Home of the homeless! - friend to all
Who suffer on this earthly ball!
On thy bosom sickly care
Quite forgets her squalid lair;
Gaunt famine, ghastly poverty
Before thy gracious aspect fly,
And hopes long crush'd, grow bright again,
And, smiling, point to hill and plain.
By thy winter's stainless snow,
Starry heavens of purer glow,
Glorious summers, fervid, bright,
Basking in one blaze of light;
By thy fair, salubrious clime;
By thy scenery sublime;
By thy mountains, streams, and woods;
By thy everlasting floods;
If greatness dwells beneath the skies,
Thou to greatness shalt arise!
Nations old, and empires vast,
From the earth had darkly pass'd
Ere rose the fair auspicious morn
When thou, the last, not least, wast born.
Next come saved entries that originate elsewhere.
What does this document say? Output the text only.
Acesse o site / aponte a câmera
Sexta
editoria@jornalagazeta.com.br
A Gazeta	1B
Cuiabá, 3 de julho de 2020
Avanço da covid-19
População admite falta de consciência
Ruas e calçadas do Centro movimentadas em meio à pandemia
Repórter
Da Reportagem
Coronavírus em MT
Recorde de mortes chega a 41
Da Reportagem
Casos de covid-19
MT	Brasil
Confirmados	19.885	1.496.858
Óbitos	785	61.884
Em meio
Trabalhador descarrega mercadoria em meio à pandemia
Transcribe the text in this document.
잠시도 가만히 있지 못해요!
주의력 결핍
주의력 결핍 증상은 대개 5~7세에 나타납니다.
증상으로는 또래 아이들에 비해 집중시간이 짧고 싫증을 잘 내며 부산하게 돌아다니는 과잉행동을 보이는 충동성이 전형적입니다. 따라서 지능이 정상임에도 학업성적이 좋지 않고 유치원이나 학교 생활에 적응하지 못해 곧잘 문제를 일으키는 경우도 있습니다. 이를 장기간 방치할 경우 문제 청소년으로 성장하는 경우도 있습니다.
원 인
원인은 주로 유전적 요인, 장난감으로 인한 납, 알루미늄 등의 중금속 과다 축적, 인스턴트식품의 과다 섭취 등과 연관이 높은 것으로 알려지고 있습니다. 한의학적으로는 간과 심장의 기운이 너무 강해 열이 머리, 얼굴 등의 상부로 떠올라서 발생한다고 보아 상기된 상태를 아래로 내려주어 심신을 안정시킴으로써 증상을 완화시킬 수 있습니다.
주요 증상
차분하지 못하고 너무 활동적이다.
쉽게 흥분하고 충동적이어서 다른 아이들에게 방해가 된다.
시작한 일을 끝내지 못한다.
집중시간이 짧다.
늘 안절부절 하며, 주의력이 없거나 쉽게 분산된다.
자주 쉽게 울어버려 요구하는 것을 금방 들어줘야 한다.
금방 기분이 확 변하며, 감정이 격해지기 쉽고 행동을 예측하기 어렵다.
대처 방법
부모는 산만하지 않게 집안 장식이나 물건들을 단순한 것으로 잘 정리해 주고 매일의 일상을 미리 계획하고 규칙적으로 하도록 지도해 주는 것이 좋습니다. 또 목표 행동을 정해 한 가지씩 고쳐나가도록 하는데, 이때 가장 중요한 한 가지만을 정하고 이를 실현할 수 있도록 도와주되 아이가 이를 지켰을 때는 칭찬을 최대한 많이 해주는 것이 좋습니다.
Through the desert solitude
Of trackless waters, forests rude,
Thy guardian angel sent a cry
All jubilant of victory!
"Joy," she cried, "to th' untill'd earth,
Let her joy in a mighty birth, -
Night from the land has pass'd away,
The desert basks in noon of day.
Joy, to the sullen wilderness,
I come, her gloomy shades to bless,
To bid the bear and wild-cat yield
Their savage haunts to town and field.
Joy, to stout hearts and willing hands,
That win a right to these broad lands,
And reap the fruit of honest toil,
Lords of the rich, abundant soil.
"Joy, to the sons of want, who groan
In lands that cannot feed their own;
And seek, in stern, determined mood,
Homes in the land of lake and wood,
And leave their hearts' young hopes behind,
Friends in this distant world to find;
Led by that God, who from His throne
Regards the poor man's stifled moan.
Like one awaken'd from the dead,
The peasant lifts his drooping head,
Nerves his strong heart and sunburnt hand,
To win a potion of the land,
That glooms before him far and wide
In frowning woods and surging tide
No more oppress'd, no more a slave,
Here freedom dwells beyond the wave.